Finished playtest #1 of Chess in Hell this morning by myself (chess brother folded and left me to it, can't blame him), and this is what I ended up with. The only thing omitted from view here is a neutral piece way over on b4.
It turns out the possible endings are lose, kill adversary, trap adversary, or... trap yourself. One may opt as a last resort to safely imprison oneself in Hell, out of reach of the Adversary. I'm not sure if this is done by simply resigning in this position or if you should be able to pass, which would be helpful in bad endings like this. To be clear, this is not a win.
The last thing the Adversary did here was take a pawn on g6. The sort-of-broken priority system for Adversary captures actually seemed to work nicely—I was both losing and able to predictably find this compromise. SLADDS also seems to work well enough, especially with only a queen movement pattern for the Adversary. The way it bounces off walls and obstacles tends to lead it to vulnerabilities and exactly the square where you didn't want it to go. Anyway, it definitely needs a smart if/else routine worked out.

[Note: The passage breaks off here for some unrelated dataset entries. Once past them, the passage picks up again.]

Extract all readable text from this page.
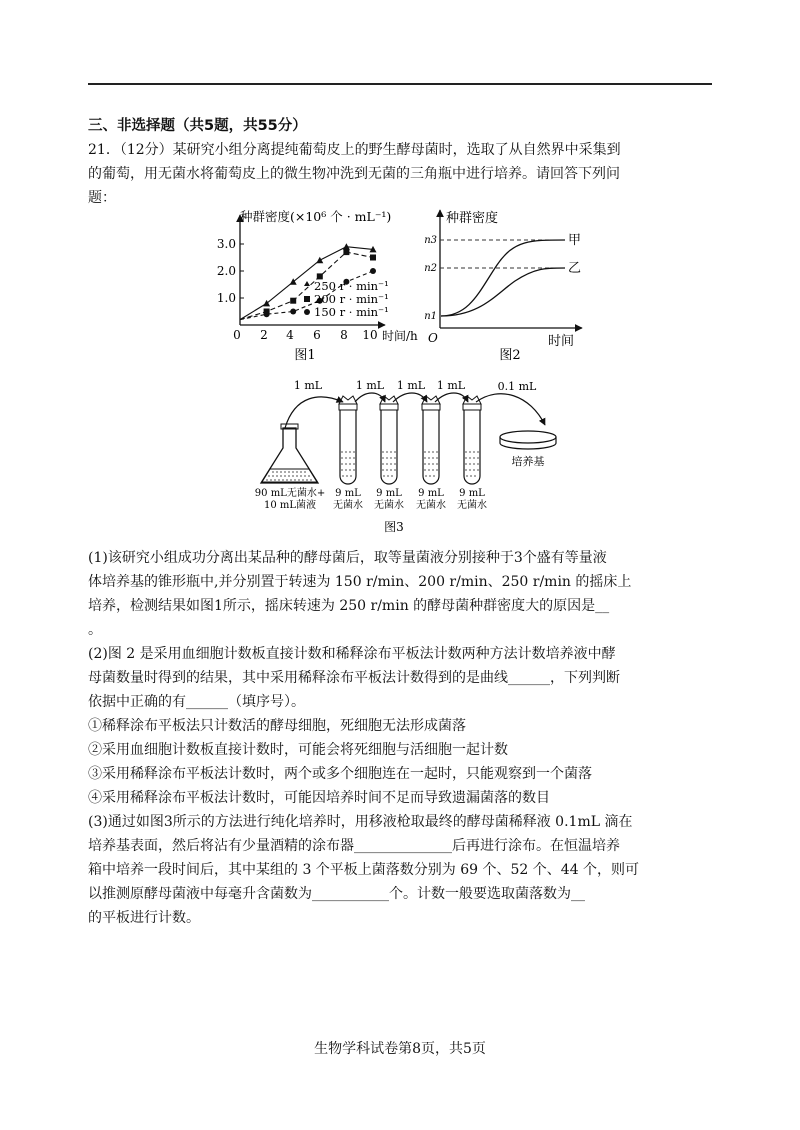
三、非选择题（共5题，共55分）
21．（12分）某研究小组分离提纯葡萄皮上的野生酵母菌时，选取了从自然界中采集到
的葡萄，用无菌水将葡萄皮上的微生物冲洗到无菌的三角瓶中进行培养。请回答下列问
题：
种群密度(×10⁶ 个 · mL⁻¹)
时间/h
3.0
2.0
1.0
0 2 4 6 8 10
250 r · min⁻¹
200 r · min⁻¹
150 r · min⁻¹
图1
种群密度
时间
O
n3
n2
n1
甲
乙
图2
1 mL	1 mL 1 mL 1 mL	0.1 mL
90 mL无菌水+
10 mL菌液
9 mL
无菌水
9 mL
无菌水
9 mL
无菌水
9 mL
无菌水
培养基
图3
(1)该研究小组成功分离出某品种的酵母菌后，取等量菌液分别接种于3个盛有等量液
体培养基的锥形瓶中,并分别置于转速为 150 r/min、200 r/min、250 r/min 的摇床上
培养，检测结果如图1所示，摇床转速为 250 r/min 的酵母菌种群密度大的原因是__
。
(2)图 2 是采用血细胞计数板直接计数和稀释涂布平板法计数两种方法计数培养液中酵
母菌数量时得到的结果，其中采用稀释涂布平板法计数得到的是曲线______，下列判断
依据中正确的有______（填序号）。
①稀释涂布平板法只计数活的酵母细胞，死细胞无法形成菌落
②采用血细胞计数板直接计数时，可能会将死细胞与活细胞一起计数
③采用稀释涂布平板法计数时，两个或多个细胞连在一起时，只能观察到一个菌落
④采用稀释涂布平板法计数时，可能因培养时间不足而导致遗漏菌落的数目
(3)通过如图3所示的方法进行纯化培养时，用移液枪取最终的酵母菌稀释液 0.1mL 滴在
培养基表面，然后将沾有少量酒精的涂布器______________后再进行涂布。在恒温培养
箱中培养一段时间后，其中某组的 3 个平板上菌落数分别为 69 个、52 个、44 个，则可
以推测原酵母菌液中每毫升含菌数为___________个。计数一般要选取菌落数为__
的平板进行计数。
生物学科试卷第8页，共5页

This ending was pretty cool. I was in our losing middlegame, trying to defend myself and start making a safe place to either resign or plan a counterattack, but I slipped up and lost a critical bishop. This resulted in two undefended pieces, and it was clear that things would rapidly fall apart, so I made a dire choice and sacrificed my only queen as a distraction. This gave me a moment to rearrange my remaining pieces into a forestalling sacrifice arrangement where I could expect certain ones to be taken first. And in the end, I had time to move the survivors back to defend each other with the kings in the corner, behind some pawns and neutral pieces. This was pretty ugly, and taking my own pieces ended up being very useful as well.
The Kings both castled together like this are able defend the pawns/pieces in front of them, and I kind of worry that this is an easy out. But getting one king across the board in the first place might be a risky or costly opportunity. In the end, if you're spending a lot of time desperately hiding your kings in one corner, you've probably lost.
It remains to be seen how this would go if you and the other player did a good job planning ahead. Maybe this game is easy. Who knows! I will have to wait and find out another time.
General notes
Forgot to mention last time that we noticed the standard starting position is just not very helpful here. I'm not sure if this means we should change it to a smarter layout or if it's a nice joke about the foolishness of these armies.
Keeping in mind the turn order is very important, as there are moves in chess where you can expect some kind of repetition if it doesn't work out, but here you'll move a piece and not immediately be able to move it back to safety if the Adversary makes a threat on it.
If one player dies, according to the rules from the last post (linked at top) it may suddenly become pretty easy to checkmate the Adversary via two normal attacks from one color, thus a good strategy would be to simply sacrifice one side. Some better options for player checkmate results:
- Either player checkmated = we lose
- The previously described Hell's Army mode, where a third player, a computer player, or some kinda genius paper AI converts and plays captured pieces for the Adversary
- Two checkmates = loss; Remove the whole petrification thing and instead the checkmated player simply plays on.
- Or... maybe this is when the Ad gains additional movement patterns? After gobbling up a king. That's pretty evil.